Workers, Executors and Tasks
A worker processes a subset of a topology. It executes one or more components on one ore more executors. An executor is a created thread of a worker and executes tasks. A task executes the actual data processing of the Spouts and the Bolts.
As before, we will use the word count example to show how Storm works.
In the picture above a file is used as the data source (it could also be Tweets). The File Spout creates the tuples out of the file. This Spout send the data of the file line by line to a Splitter Bolt, which splits the lines into words. These words are processed by a Counter Bolt. In some variations you can also have a Report Bolt after the Counter Bolt.
Storm vs Spark
Spark is best used for …
- … speeding up batch analysis
- … iterative machine learning
- … interactive query and graph processing
Storm is best used for …
- … event processing
- … a workflow-like processing of data
Additionally, Spark brings its own components for machine learning, etc.

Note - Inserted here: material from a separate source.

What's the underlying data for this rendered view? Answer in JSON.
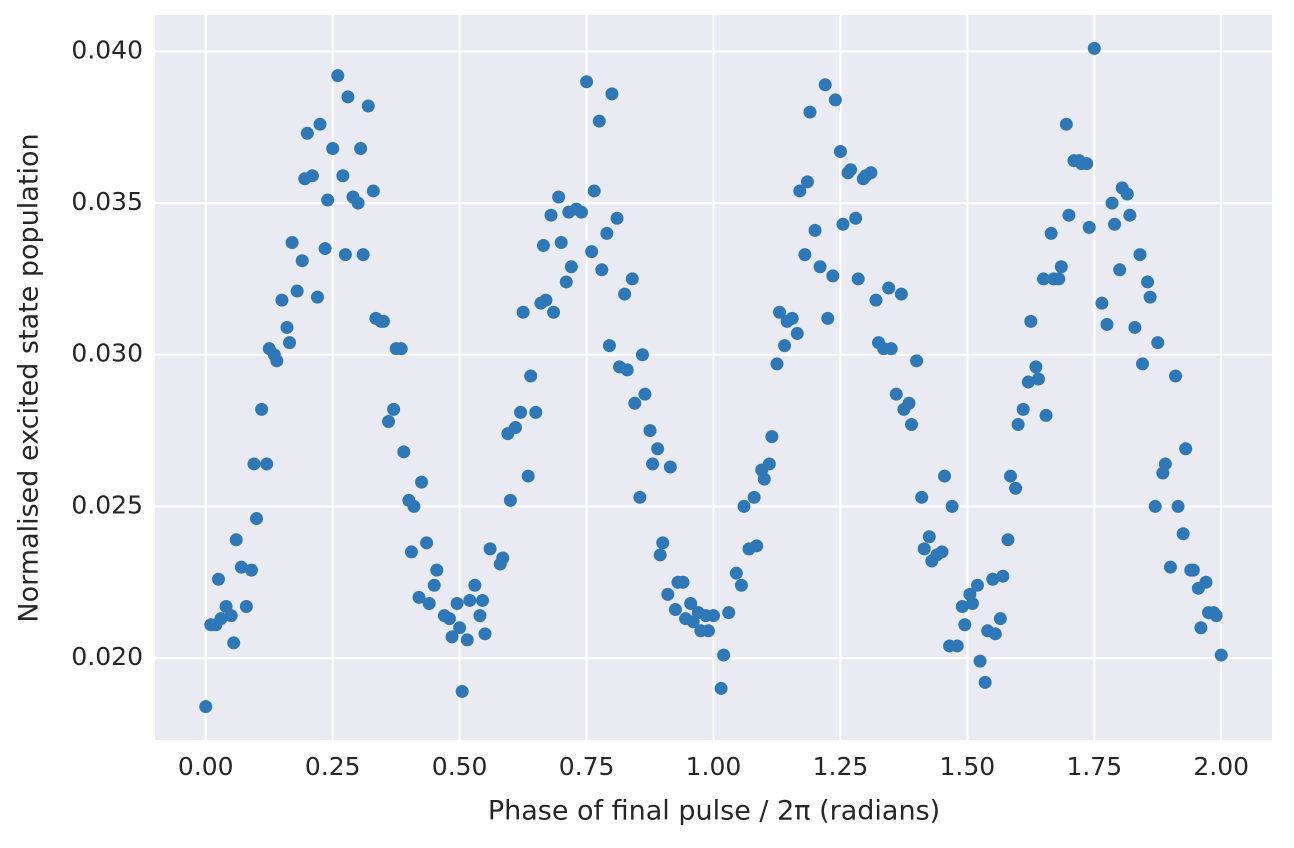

But here comes the funny part!
Storm is a stream processing framework, which also can do micro batches.
Spark is a batch processing framework, which also can do micro batches.
Ok, what is the difference?
Give more differences?
Spark is …
- … better suited for data parallel computation.
- … suited for batch processing of incoming updates in user-defined intervals.
Storm is …
- … better suited for task parallel computation.
- … suited for the individual processing of incoming events.
Lets finish this comparison with some words about fault tolerance.
Spark processes data once … and just once. Storm at the other side processes data at least once. With Storm you have to decide if idempotency is important or not, if duplicates are changing the result.
Before this article ends, let me try to classify the different technologies.
I hope you had fun reading this one and as said before … I hope that this article was not a marketing one.